Quanti trapianti in Italia
Il dettaglio è importante perché il grafico sopra non mostra solamente il numero di quanti trapianti in Italia suddivisi per Regione, ma rivela anche un altro dato molto interessante, e cioè quante di queste operazioni sono state effettuate su pazienti provenienti dalla Regione all’interno della quale sono stati operati o quanti sono stati, invece, i pazienti provenienti da un’altra area del Paese. Il numero dei trapianti è espresso in valori assoluti, i secondi, invece, in percentuale.
Complessivamente, cioè tenendo conto dei 3.417 trapianti totali, il 69,7% è stato eseguito su pazienti “regionali” mentre il 30,3% su persone di altre Regioni. In questo senso, quindi, bisogna ricordare che Molise, e Val d’Aosta non hanno la possibilità di eseguire trapianti e, quindi, si trasferiscono altrove.
Lombardia record
La Regione italiana dove si eseguono più trapianti in Italia è la Lombardia con ben 702 interventi eseguiti in un anno (quasi 2 al giorno) pari a circa il 20% del totale. Al secondo posto c’è il Veneto con 488 interventi e al terzo l’Emilia Romagna con 360: poco meno di uno al giorno.
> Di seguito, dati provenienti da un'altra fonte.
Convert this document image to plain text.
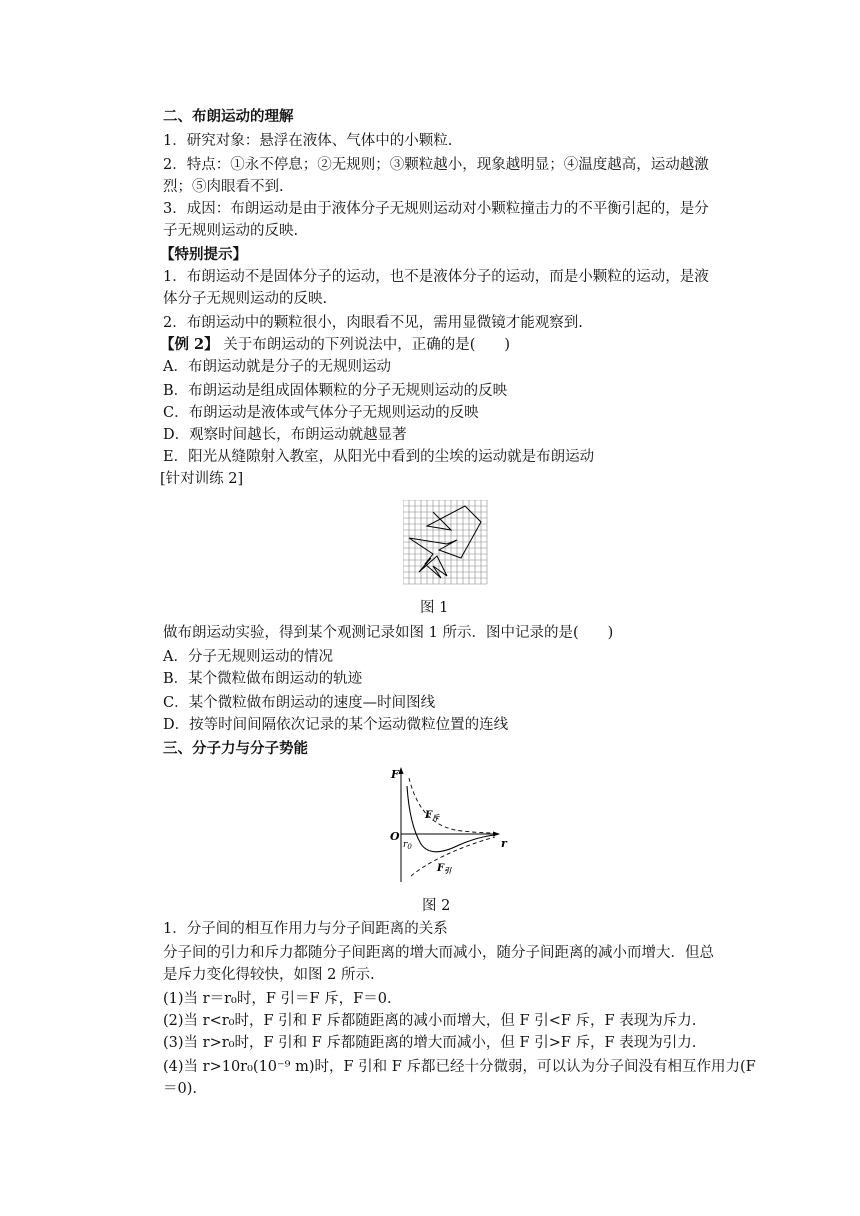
二、布朗运动的理解
1．研究对象：悬浮在液体、气体中的小颗粒.
2．特点：①永不停息；②无规则；③颗粒越小，现象越明显；④温度越高，运动越激
烈；⑤肉眼看不到.
3．成因：布朗运动是由于液体分子无规则运动对小颗粒撞击力的不平衡引起的，是分
子无规则运动的反映.
【特别提示】
1．布朗运动不是固体分子的运动，也不是液体分子的运动，而是小颗粒的运动，是液
体分子无规则运动的反映.
2．布朗运动中的颗粒很小，肉眼看不见，需用显微镜才能观察到.
【例 2】 关于布朗运动的下列说法中，正确的是(　　)
A．布朗运动就是分子的无规则运动
B．布朗运动是组成固体颗粒的分子无规则运动的反映
C．布朗运动是液体或气体分子无规则运动的反映
D．观察时间越长，布朗运动就越显著
E．阳光从缝隙射入教室，从阳光中看到的尘埃的运动就是布朗运动
[针对训练 2]
图 1
做布朗运动实验，得到某个观测记录如图 1 所示．图中记录的是(　　)
A．分子无规则运动的情况
B．某个微粒做布朗运动的轨迹
C．某个微粒做布朗运动的速度—时间图线
D．按等时间间隔依次记录的某个运动微粒位置的连线
三、分子力与分子势能
F
r
O
$r_0$
$F_斥$
$F_引$
图 2
1．分子间的相互作用力与分子间距离的关系
分子间的引力和斥力都随分子间距离的增大而减小，随分子间距离的减小而增大．但总
是斥力变化得较快，如图 2 所示.
(1)当 r＝r₀时，F 引＝F 斥，F＝0.
(2)当 r<r₀时，F 引和 F 斥都随距离的减小而增大，但 F 引<F 斥，F 表现为斥力.
(3)当 r>r₀时，F 引和 F 斥都随距离的增大而减小，但 F 引>F 斥，F 表现为引力.
(4)当 r>10r₀(10⁻⁹ m)时，F 引和 F 斥都已经十分微弱，可以认为分子间没有相互作用力(F
＝0).
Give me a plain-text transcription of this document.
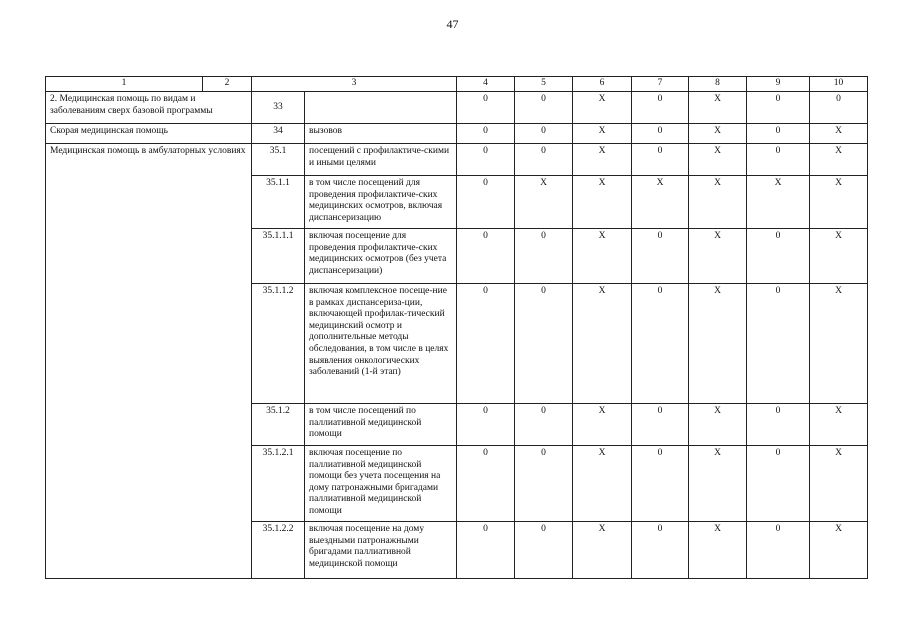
47
1	2	3		4	5	6	7	8	9	10
2. Медицинская помощь по видам и заболеваниям сверх базовой программы		33		0	0	Х	0	Х	0	0
Скорая медицинская помощь		34	вызовов	0	0	Х	0	Х	0	Х
Медицинская помощь в амбулаторных условиях		35.1	посещений с профилактиче-скими и иными целями	0	0	Х	0	Х	0	Х
		35.1.1	в том числе посещений для проведения профилактиче-ских медицинских осмотров, включая диспансеризацию	0	Х	Х	Х	Х	Х	Х
		35.1.1.1	включая посещение для проведения профилактиче-ских медицинских осмотров (без учета диспансеризации)	0	0	Х	0	Х	0	Х
		35.1.1.2	включая комплексное посеще-ние в рамках диспансериза-ции, включающей профилак-тический медицинский осмотр и дополнительные методы обследования, в том числе в целях выявления онкологических заболеваний (1-й этап)	0	0	Х	0	Х	0	Х
		35.1.2	в том числе посещений по паллиативной медицинской помощи	0	0	Х	0	Х	0	Х
		35.1.2.1	включая посещение по паллиативной медицинской помощи без учета посещения на дому патронажными бригадами паллиативной медицинской помощи	0	0	Х	0	Х	0	Х
		35.1.2.2	включая посещение на дому выездными патронажными бригадами паллиативной медицинской помощи	0	0	Х	0	Х	0	Х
Ma quello che è interessante è la percentuale di pazienti “locali” rispetto a quelli “forestieri”. Il Veneto è la Regione italiana dove si eseguono più operazioni su malati provenienti da altre Regioni, quasi il 50% (49,2%), mentre la Sardegna è quella che opera meno pazienti provenienti da altre aree: appena l’1,1% del totale delle 91 operazioni effettuate nel 2016.
Il “turismo sanitario”
Questo dato è importante perché in Italia esiste un fortissimo “turismo sanitario”: quel fenomeno che porta le persone a intraprendere viaggi per recarsi in ospedali lontani dalla propria residenza. I dati riflettono il grado di “attrattività” di un sistema sanitario regionale rispetto ad un altro (dato che la Sanità è praticamente tutta gestita dalle Regioni) e questo significa che nelle Regioni dove più alta è la percentuale di pazienti “forestieri” c’è un sistema sanitario migliore o percepito come tale.
Significa, perciò, che i sistemi sanitari della Campania (3,2), della Calabria (3,1), della Sicilia (3,7) che hanno i tassi di interventi su “forestieri” più bassi, hanno il sistema sanitario meno attraente rispetto a quelli delle altre Regioni.